Um parecer do deputado Leo Prates (Republicanos-BA) que propõe o fim da escala 6x1 avança ao detalhar direitos e prazos para a mudança: a jornada máxima seria reduzida de 44 para 42 horas em até 60 dias após a promulgação da PEC e, 12 meses depois, cairia para 40 horas semanais. Na prática, o modelo aproxima a rotina de trabalho do formato 5x2, garantindo dois dias de repouso remunerado, com pelo menos um preferencialmente aos domingos.

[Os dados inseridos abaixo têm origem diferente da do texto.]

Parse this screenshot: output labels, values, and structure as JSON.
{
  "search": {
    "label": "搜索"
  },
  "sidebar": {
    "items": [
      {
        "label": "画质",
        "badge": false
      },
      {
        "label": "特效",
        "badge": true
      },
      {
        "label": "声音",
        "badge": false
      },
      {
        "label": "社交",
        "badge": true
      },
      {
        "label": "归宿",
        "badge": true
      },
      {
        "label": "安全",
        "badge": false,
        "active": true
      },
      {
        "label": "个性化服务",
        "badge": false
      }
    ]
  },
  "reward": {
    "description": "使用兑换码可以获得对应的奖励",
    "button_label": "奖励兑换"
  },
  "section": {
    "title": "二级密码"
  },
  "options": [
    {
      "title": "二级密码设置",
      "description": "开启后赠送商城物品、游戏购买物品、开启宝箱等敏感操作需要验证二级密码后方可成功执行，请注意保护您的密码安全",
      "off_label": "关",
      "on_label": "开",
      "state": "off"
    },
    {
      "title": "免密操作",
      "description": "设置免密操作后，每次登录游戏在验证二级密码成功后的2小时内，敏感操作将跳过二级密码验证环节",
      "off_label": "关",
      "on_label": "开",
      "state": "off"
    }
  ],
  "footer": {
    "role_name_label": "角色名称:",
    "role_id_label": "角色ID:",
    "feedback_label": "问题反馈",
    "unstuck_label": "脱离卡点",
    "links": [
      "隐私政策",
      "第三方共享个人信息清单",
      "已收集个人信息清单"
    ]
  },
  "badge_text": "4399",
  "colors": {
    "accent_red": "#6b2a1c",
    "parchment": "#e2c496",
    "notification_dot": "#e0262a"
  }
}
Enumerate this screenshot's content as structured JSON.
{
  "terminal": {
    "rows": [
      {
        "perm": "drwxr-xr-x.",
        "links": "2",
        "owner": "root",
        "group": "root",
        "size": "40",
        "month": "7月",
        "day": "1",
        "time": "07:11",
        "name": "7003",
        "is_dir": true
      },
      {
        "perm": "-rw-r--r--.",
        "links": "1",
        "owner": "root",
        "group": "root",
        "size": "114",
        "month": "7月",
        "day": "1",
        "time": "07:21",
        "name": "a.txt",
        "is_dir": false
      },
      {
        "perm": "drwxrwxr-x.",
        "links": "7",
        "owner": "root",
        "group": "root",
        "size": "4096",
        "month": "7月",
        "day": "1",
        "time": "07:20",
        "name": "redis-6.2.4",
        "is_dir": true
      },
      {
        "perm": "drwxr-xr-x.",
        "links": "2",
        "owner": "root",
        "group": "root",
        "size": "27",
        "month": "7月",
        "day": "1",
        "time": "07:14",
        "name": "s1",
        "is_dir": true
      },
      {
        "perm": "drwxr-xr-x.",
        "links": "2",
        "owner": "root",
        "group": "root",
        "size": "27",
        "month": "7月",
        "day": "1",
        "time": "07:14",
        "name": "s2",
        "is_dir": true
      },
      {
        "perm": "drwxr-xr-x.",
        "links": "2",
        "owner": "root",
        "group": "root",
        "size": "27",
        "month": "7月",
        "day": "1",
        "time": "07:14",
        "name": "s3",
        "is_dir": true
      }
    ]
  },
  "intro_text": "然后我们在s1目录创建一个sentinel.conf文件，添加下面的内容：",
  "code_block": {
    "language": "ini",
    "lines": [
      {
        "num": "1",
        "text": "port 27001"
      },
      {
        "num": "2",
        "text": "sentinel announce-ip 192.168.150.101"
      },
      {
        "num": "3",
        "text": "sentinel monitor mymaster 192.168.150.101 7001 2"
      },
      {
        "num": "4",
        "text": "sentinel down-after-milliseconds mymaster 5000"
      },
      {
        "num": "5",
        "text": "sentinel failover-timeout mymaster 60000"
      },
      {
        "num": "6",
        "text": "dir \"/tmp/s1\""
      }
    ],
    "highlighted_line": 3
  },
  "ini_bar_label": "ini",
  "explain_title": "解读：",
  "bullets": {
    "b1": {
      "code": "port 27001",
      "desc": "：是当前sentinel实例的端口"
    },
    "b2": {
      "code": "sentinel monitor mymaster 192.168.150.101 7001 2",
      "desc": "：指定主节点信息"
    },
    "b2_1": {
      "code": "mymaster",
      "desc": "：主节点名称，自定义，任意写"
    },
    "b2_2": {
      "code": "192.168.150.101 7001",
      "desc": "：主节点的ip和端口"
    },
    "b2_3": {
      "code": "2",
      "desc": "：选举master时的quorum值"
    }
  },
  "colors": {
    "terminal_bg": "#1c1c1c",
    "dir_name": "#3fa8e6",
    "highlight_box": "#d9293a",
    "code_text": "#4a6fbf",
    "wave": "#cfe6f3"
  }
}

O texto procura conciliar ganho de descanso com salvaguardas econômicas. Entre as vedações está a proibição de cortes salariais em razão da redução da jornada, inclusive sobre pisos. Ainda assim, o parecer abre espaço para que convenções e acordos coletivos ajustem escalas e regimes compensatórios, e mantém instrumentos como banco de horas, compensação e escalas especiais — entre elas a 12x36 — desde que respeitado o limite da jornada e o direito ao descanso.
Do ponto de vista da saúde e produtividade, o relatório cita efeitos potencialmente positivos: menos faltas, menor rotatividade e melhoria na recuperação psicofísica dos trabalhadores. Ao mesmo tempo, o reconhecimento de riscos à saúde associados a jornadas longas — como problemas cardiovasculares e transtornos mentais — sustenta a justificativa social da mudança. Essas alegações, se comprovadas, podem reduzir custos indiretos para empresas e serviços públicos.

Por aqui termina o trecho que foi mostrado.